High-net-worth individuals and promoters are shifting towards safer investments, while small investors must tread cautiously in the evolving financial landscape.
Money , investment , loan , fund
Express Illustration - Mandar Pardikar
Updated on
3 min read

Stock markets are a confluence of a variety of investors. They are broadly categorized into retail and institutional investors. If you dive more deeply, individual or retail investors can be categorized into small and high-net-worth individuals. If you are not among the wealthy, you are a retail investor. Over four crore people like you own mutual funds and demat accounts. In a country of 140 crore people, that is still a tiny number but much higher than less than two crore about five years ago.

The annual report of the Securities and Exchange Board of India was published last week. It makes a lot of interesting observations. While there is coverage about institutional investor activity, there is little information about a category of investors that could be put under ‘smart money’. These are clients managed by portfolio management services or PMS. The Sebi annual report highlights that high-networth individuals (HNIs) are seeking professional help outside the ambit of the traditional mutual fund industry. They want more customization of financial advice, which is creating a fast-growing private wealth management industry.

If you speak to private wealth managers, they will tell you that these investors catch trends early due to active advisor support. These investors usually lead the way in most local markets around the world. Small investors are precisely the opposite. They usually are the last ones to get into a stock market rally.

According to the Sebi annual report, as of March 2024, about 1,61,571 wealthy clients invested over Rs 33 lakh crore in equity and debt markets. About 80% of that money is in listed debt instruments if you dive deeper into finding the data. That means the rich people focus on preserving their capital more than taking risks. The data on where the smart money goes is not mentioned in Sebi’s annual report. You must go through the monthly industry data published by Sebi on the website. They have increased their allocation to equities over the past few years as a percentage of total investment.

However, debt instruments remain a dominant avenue for storing wealth.

Another group has also cut their ownership in the equity markets. Those are promoters of listed companies. The aggregate data shows a decline in the promoters’ stake in listed companies. That shows business owners believe that their companies’ valuation is on top, and it is an excellent time to cash out. There is usually a very marginal change in the promoter ownership. However, as share prices rallied over the past three years, promoter ownership in listed companies on the National Stock Exchange fell to 41% now from 44% three years ago.

The money promoters raise is a sizeable amount for personal use and finds its way into real estate or fixed-income instruments. Too many investor-owned luxury apartments in Mumbai exemplify how the rich deploy their money. There is not much consistent information about property ownership by investors in the real estate sector.

The Reserve Bank of India has expressed concern about financial savings moving from bank deposits to equity or derivatives markets. So much so that the latest credit policy flags that as a risk to financial stability. There is a slowdown in the deposit growth compared to the credit growth.

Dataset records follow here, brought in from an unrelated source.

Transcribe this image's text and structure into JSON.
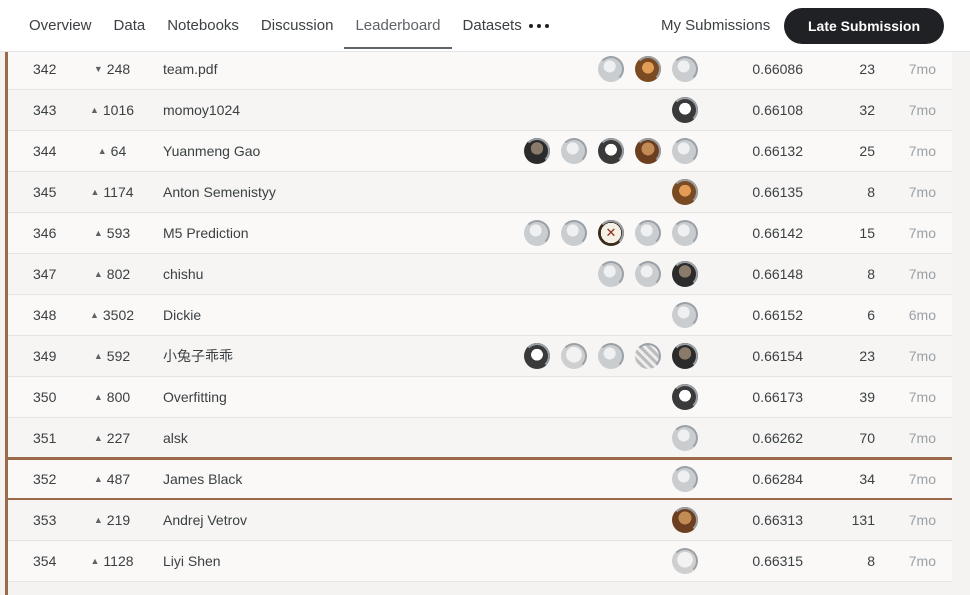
{
  "tabs": [
    {
      "label": "Overview",
      "active": false
    },
    {
      "label": "Data",
      "active": false
    },
    {
      "label": "Notebooks",
      "active": false
    },
    {
      "label": "Discussion",
      "active": false
    },
    {
      "label": "Leaderboard",
      "active": true
    },
    {
      "label": "Datasets",
      "active": false
    }
  ],
  "more_icon": "more-horizontal-icon",
  "my_submissions": "My Submissions",
  "late_submission": "Late Submission",
  "colors": {
    "highlight_border": "#9a6a4a",
    "button_bg": "#202124",
    "row_bg": "#faf9f7"
  },
  "leaderboard": {
    "rows": [
      {
        "rank": "342",
        "dir": "down",
        "delta": "248",
        "team": "team.pdf",
        "avatars": [
          "def",
          "orange",
          "def"
        ],
        "score": "0.66086",
        "entries": "23",
        "last": "7mo"
      },
      {
        "rank": "343",
        "dir": "up",
        "delta": "1016",
        "team": "momoy1024",
        "avatars": [
          "mono"
        ],
        "score": "0.66108",
        "entries": "32",
        "last": "7mo"
      },
      {
        "rank": "344",
        "dir": "up",
        "delta": "64",
        "team": "Yuanmeng Gao",
        "avatars": [
          "dark",
          "def",
          "mono",
          "brown",
          "def"
        ],
        "score": "0.66132",
        "entries": "25",
        "last": "7mo"
      },
      {
        "rank": "345",
        "dir": "up",
        "delta": "1174",
        "team": "Anton Semenistyy",
        "avatars": [
          "orange"
        ],
        "score": "0.66135",
        "entries": "8",
        "last": "7mo"
      },
      {
        "rank": "346",
        "dir": "up",
        "delta": "593",
        "team": "M5 Prediction",
        "avatars": [
          "def",
          "def",
          "cross",
          "def",
          "def"
        ],
        "score": "0.66142",
        "entries": "15",
        "last": "7mo"
      },
      {
        "rank": "347",
        "dir": "up",
        "delta": "802",
        "team": "chishu",
        "avatars": [
          "def",
          "def",
          "dark"
        ],
        "score": "0.66148",
        "entries": "8",
        "last": "7mo"
      },
      {
        "rank": "348",
        "dir": "up",
        "delta": "3502",
        "team": "Dickie",
        "avatars": [
          "def"
        ],
        "score": "0.66152",
        "entries": "6",
        "last": "6mo"
      },
      {
        "rank": "349",
        "dir": "up",
        "delta": "592",
        "team": "小兔子乖乖",
        "avatars": [
          "mono",
          "light",
          "def",
          "pattern",
          "dark"
        ],
        "score": "0.66154",
        "entries": "23",
        "last": "7mo"
      },
      {
        "rank": "350",
        "dir": "up",
        "delta": "800",
        "team": "Overfitting",
        "avatars": [
          "mono"
        ],
        "score": "0.66173",
        "entries": "39",
        "last": "7mo"
      },
      {
        "rank": "351",
        "dir": "up",
        "delta": "227",
        "team": "alsk",
        "avatars": [
          "def"
        ],
        "score": "0.66262",
        "entries": "70",
        "last": "7mo"
      },
      {
        "rank": "352",
        "dir": "up",
        "delta": "487",
        "team": "James Black",
        "avatars": [
          "def"
        ],
        "score": "0.66284",
        "entries": "34",
        "last": "7mo",
        "highlight": true
      },
      {
        "rank": "353",
        "dir": "up",
        "delta": "219",
        "team": "Andrej Vetrov",
        "avatars": [
          "brown"
        ],
        "score": "0.66313",
        "entries": "131",
        "last": "7mo"
      },
      {
        "rank": "354",
        "dir": "up",
        "delta": "1128",
        "team": "Liyi Shen",
        "avatars": [
          "light"
        ],
        "score": "0.66315",
        "entries": "8",
        "last": "7mo"
      }
    ]
  }
}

While your fundamental right allows you to move your money at will, you must ensure that all your eggs are not in high-risk, high-return instruments. You must plan your investments carefully to achieve your long-term and short-term financial goals. Investing in sophisticated derivative products without understanding the basics of investing is a recipe for disaster. You could lose your hard-earned money and never return to financial assets.

The future involves knowing more about your investments and working with a professional advisor to build a strong portfolio. The advisor cannot be your relative or a close friend. Financial planning is not just about investing. It is also about the way you manage your income and expenditure. Borrowing to spend is not a good habit. It is as bad as investing without knowledge.